On the Sunday, while some carried on with fieldwork at Sandwich Bay, a few of us visited the other site for which permission had been arranged: Blean Woods RSPB Reserve. Martin Collier and I tackled a wood ants’ nest – the first time either of us had attempted to find beetles in such a potentially painful microhabitat! We soon discovered that the ants were remarkably placid and the whole experience was surprisingly painless. However, there were very few beetles evident in the field (only three individual beetles in my sample, only one of which (Gyrohypnus atratulus) was an ant-nest specialist). Martin wisely took his sample home and put it in an extractor which yielded a specimen of Myrmetes piceus. Meanwhile, Roger Booth and Tony Allen were beating dead and dying branches and amongst a good list of saproxylic beetles, found the Vulnerable anthribid beetle Pseudeuparius sepicola off a dead oak branch.
I really enjoyed this meeting, not just because Sandwich Bay is such a great place for beetles but also for the chance to socialise with other coleopterists over the course of the weekend.
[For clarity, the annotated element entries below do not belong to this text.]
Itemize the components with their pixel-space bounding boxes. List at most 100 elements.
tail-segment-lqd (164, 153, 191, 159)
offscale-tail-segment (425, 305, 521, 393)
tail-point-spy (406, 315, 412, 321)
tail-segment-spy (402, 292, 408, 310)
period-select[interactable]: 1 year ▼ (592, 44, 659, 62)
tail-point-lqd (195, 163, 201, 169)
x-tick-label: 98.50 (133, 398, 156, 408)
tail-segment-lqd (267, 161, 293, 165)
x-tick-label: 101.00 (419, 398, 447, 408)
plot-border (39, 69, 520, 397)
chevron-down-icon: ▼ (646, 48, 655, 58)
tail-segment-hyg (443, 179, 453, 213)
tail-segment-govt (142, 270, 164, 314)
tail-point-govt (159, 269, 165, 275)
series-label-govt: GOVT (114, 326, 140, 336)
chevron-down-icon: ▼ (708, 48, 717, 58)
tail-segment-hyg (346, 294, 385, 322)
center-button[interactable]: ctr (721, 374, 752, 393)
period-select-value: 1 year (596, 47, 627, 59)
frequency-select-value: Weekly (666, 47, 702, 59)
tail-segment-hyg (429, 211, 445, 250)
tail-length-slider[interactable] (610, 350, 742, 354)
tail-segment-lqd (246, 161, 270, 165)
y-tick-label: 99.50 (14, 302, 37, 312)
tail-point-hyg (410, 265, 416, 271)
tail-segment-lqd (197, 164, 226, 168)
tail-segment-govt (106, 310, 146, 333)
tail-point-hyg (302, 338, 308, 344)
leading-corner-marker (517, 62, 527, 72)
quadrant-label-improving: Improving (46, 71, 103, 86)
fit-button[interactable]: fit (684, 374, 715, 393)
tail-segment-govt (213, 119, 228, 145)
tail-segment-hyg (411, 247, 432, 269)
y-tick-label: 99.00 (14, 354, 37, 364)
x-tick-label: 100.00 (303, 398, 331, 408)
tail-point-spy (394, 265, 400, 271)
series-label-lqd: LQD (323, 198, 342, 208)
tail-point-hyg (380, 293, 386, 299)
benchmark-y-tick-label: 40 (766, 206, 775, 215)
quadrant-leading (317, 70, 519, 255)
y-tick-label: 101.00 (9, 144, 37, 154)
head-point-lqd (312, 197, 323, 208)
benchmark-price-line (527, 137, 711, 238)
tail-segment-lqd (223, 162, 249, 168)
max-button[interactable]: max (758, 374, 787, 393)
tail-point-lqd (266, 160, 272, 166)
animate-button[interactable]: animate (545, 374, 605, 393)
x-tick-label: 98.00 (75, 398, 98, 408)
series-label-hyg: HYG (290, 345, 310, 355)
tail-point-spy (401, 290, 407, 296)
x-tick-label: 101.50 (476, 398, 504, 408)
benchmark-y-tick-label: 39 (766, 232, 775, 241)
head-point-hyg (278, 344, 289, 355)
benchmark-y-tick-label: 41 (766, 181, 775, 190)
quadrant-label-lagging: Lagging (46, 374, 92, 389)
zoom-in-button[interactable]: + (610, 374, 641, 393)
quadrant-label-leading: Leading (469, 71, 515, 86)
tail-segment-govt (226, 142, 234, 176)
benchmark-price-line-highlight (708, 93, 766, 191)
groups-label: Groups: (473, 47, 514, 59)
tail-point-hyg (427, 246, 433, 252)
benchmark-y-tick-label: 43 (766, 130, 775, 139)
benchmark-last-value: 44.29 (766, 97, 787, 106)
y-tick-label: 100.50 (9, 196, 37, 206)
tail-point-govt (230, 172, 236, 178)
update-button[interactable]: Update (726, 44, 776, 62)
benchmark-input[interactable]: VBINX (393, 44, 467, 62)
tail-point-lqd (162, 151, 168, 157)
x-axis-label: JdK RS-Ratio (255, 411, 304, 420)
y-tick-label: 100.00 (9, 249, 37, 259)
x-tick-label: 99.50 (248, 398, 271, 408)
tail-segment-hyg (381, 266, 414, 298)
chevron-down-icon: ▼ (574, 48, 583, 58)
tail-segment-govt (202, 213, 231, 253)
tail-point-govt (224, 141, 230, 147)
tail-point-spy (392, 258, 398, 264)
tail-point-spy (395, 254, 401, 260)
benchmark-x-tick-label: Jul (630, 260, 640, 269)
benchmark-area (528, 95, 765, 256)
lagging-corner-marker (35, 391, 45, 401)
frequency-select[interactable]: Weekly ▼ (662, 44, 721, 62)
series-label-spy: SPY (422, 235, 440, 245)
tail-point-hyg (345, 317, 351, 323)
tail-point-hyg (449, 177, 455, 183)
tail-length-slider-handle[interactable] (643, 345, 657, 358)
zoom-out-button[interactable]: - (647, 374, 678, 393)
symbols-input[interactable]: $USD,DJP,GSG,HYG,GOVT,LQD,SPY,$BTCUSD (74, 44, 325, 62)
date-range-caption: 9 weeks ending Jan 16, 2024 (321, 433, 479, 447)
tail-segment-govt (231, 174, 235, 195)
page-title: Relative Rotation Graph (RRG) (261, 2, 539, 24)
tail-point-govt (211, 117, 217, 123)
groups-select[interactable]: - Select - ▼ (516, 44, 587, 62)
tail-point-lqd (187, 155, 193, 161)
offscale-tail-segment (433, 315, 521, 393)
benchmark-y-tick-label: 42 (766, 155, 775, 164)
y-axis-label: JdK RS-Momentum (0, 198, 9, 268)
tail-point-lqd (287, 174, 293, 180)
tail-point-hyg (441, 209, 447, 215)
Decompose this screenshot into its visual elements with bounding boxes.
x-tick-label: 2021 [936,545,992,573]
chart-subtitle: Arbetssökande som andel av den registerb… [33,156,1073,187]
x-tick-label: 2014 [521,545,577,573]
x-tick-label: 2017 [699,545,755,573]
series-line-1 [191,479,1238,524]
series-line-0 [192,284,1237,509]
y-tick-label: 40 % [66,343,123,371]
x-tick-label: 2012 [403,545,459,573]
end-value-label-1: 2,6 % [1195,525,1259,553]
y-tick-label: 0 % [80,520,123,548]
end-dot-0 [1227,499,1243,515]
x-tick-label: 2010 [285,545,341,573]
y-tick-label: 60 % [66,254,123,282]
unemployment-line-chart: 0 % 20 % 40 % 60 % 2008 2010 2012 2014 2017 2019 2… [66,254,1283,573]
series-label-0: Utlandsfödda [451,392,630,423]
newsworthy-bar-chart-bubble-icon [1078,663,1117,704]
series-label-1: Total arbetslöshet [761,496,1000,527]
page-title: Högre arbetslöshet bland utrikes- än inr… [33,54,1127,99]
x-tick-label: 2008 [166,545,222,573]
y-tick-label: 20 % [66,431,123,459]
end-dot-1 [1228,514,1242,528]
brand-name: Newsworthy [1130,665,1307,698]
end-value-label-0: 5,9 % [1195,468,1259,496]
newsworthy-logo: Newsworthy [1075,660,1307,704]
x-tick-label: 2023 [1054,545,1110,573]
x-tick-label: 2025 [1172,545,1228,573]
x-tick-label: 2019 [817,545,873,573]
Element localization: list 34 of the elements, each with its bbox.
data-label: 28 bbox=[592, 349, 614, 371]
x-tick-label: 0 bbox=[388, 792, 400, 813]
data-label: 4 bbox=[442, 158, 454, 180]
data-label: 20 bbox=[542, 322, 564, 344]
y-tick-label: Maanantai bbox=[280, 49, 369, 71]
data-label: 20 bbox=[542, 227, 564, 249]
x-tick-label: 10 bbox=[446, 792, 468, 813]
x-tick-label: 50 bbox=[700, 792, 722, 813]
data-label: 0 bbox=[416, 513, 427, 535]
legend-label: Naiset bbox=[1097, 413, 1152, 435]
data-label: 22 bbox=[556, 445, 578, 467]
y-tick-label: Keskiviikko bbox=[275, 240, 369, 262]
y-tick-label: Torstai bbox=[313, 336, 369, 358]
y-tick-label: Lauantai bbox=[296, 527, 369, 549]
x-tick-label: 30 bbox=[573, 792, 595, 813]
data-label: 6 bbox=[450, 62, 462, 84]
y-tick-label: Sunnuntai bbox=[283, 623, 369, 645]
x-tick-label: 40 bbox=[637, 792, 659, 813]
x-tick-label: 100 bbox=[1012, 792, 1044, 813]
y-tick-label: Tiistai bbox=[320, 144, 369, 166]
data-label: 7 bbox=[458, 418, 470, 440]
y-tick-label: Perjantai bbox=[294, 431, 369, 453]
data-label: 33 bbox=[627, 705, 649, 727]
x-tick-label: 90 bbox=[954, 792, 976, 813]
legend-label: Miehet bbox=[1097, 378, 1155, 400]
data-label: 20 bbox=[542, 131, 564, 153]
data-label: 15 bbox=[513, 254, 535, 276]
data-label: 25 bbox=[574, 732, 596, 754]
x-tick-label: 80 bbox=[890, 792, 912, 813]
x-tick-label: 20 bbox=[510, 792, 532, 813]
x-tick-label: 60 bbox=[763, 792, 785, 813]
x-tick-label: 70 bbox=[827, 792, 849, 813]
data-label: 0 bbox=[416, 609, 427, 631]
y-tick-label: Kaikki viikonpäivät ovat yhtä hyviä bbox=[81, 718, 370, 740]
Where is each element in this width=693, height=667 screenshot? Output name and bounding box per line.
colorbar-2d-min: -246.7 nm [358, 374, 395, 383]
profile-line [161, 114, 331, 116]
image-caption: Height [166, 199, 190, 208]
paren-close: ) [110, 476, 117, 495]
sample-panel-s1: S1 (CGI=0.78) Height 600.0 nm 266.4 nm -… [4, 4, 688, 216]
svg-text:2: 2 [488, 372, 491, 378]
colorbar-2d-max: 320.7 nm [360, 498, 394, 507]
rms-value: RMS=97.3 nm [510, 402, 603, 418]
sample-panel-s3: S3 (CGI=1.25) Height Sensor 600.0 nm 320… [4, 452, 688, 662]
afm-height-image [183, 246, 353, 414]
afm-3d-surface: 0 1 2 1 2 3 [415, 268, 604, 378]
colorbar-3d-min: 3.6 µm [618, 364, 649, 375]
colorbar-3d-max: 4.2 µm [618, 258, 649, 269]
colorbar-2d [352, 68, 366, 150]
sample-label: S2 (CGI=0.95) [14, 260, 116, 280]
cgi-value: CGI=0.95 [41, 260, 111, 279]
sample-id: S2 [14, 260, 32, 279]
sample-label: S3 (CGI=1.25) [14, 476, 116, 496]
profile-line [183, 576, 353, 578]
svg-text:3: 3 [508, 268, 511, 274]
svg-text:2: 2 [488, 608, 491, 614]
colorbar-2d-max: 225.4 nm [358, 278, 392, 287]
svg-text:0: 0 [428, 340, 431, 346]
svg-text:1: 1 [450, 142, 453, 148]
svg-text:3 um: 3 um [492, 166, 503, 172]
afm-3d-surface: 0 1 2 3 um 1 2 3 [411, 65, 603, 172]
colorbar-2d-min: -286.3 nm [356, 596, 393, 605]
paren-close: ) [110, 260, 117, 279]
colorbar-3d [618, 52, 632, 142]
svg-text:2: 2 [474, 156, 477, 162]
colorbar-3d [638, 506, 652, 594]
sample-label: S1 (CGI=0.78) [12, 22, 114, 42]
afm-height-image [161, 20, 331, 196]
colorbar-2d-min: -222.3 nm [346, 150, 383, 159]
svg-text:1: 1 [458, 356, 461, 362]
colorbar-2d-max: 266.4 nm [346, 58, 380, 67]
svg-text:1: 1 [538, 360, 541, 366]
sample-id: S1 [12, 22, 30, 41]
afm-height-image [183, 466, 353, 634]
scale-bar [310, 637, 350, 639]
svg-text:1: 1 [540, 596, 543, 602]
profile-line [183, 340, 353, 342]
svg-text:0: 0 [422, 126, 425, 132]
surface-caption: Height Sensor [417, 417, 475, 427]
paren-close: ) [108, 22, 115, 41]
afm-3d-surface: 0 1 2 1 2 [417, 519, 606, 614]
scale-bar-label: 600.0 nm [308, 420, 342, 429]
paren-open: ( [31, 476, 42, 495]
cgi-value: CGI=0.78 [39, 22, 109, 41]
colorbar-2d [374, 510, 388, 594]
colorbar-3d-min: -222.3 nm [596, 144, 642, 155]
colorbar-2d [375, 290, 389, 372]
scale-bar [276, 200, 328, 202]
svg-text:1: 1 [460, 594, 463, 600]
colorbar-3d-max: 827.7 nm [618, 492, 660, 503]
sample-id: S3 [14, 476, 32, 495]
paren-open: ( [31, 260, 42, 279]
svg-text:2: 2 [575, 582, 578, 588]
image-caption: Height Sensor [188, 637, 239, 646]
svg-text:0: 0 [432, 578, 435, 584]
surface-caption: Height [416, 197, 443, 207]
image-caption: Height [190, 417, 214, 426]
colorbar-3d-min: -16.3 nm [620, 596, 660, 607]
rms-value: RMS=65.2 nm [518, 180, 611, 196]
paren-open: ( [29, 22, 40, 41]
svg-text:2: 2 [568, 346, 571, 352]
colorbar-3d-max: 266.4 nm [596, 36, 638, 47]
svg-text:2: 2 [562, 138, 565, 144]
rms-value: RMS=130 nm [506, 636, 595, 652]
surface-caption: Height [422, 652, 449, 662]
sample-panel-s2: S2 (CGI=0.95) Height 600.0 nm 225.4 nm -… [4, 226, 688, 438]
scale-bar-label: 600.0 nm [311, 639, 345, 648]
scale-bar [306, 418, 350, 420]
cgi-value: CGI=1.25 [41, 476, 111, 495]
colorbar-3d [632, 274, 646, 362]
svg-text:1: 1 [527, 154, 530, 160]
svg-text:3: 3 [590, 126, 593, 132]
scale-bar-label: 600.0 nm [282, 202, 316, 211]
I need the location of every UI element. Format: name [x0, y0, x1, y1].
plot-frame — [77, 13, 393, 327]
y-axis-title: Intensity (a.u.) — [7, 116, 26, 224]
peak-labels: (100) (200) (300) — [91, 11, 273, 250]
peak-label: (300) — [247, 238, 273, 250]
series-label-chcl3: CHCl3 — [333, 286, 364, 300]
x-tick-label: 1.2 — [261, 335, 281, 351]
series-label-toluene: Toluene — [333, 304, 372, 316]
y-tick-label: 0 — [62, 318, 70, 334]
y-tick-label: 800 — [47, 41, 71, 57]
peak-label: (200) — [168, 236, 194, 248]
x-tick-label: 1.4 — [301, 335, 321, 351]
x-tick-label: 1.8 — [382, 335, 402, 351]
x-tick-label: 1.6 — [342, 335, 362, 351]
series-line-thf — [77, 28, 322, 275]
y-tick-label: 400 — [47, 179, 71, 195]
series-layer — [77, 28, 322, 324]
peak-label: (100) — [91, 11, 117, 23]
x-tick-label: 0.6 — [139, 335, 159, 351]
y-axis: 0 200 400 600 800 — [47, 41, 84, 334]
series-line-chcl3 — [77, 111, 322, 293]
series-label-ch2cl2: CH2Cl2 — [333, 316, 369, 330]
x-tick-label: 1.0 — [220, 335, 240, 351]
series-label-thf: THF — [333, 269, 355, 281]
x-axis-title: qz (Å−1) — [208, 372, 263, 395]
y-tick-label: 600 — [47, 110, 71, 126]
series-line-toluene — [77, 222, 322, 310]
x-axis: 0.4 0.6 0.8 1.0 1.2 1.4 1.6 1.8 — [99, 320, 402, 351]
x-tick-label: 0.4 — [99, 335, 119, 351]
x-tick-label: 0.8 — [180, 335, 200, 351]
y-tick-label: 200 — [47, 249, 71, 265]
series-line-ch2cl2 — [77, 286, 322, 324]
I enjoy it enough to be thinking of organising another weekend field meeting but I’m not going to do that until 2014 (probably at Orford Ness). Meanwhile, if anyone else wants to organise a meeting, it doesn’t have to be a lot of work: pick your location and dates, suggest somewhere people could stay but leave them to make their own arrangements, make a restaurant booking in the evening, and arrange with the BENHS to extend their insurance to cover the meeting. That really is all it takes. Following the successful examples of Dungeness in 2010 and Sandwich Bay in 2012, both based around bird observatories, a couple of obvious venues to try are Portland Bill Bird Observatory and Lizard Point Youth Hostel.